Conclusion and Recommendations

  • Based on the evaluation metrics, XGBoost is recommended for predicting advertising sales. It provides better accuracy in predictions and explains a higher proportion of the variance in the data. The insights obtained from this analysis can be valuable for optimizing marketing strategies and budget allocation.

Future Work

  • Future work could involve exploring more advanced machine learning techniques, feature engineering, and incorporating additional features for a more comprehensive analysis.

Acknowledgments:-

This project was developed by [Your Name] as part of [Your Organization]'s data science initiative. The dataset used is from [Source], and the project code is available on [GitHub Repository Link].


NOTE:- Before running the jupyter notebook please ensure that you have the necessary libraries installed.

pip install -r requirements.txt

Running the Application

  1. Download the Code:

    • Download the provided Python script (sales_prediction_app.py) to your local machine.
  2. Download the Pre-trained Model:

    • Make sure you have the pre-trained XGBoost model file (xgb_model.pkl) available.
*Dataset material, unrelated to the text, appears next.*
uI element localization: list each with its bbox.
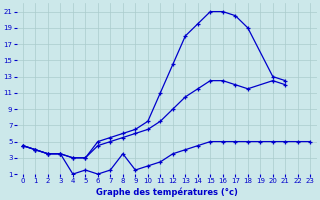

If you don't have it, you can train the model using the provided code and save it using Pickle.
  3. Navigate to the Script Directory:

    • Open a terminal or command prompt and navigate to the directory where the sales_prediction_app.py script is located.
  4. Run the Streamlit App:

    • Execute the following command to run the Streamlit application:

      streamlit run sales_prediction_app.py
  5. Access the Application:

    • After running the command, Streamlit will provide a link (usually localhost:8501) in the terminal. Open your web browser and go to that link.
  6. Use the Application:

    • The application will open in your web browser. Enter numerical values for TV, Radio, and Newspaper ad spends in the respective text input fields.

    • Click the "Predict" button to see the predicted sales based on the entered values.

    Web App Screenshot

    • Note: If you don't have valid numerical inputs, the application will display an error message.
  7. Close the Application:

    • Close the web browser window when you are done using the application.

Customization

  • Model Replacement:

    • If you have a different pre-trained model, replace the xgb_model.pkl file with your model file.
  • Styling and Customization:

    • You can customize the styling of the application by modifying the CSS code in the sales_prediction_app.py script.
  • Further Development:

    • Feel free to extend the functionality or add additional features to the Streamlit application based on your requirements.

Note: The application uses Streamlit's default web server, which is suitable for development purposes. For production deployment, consider using a production-ready server.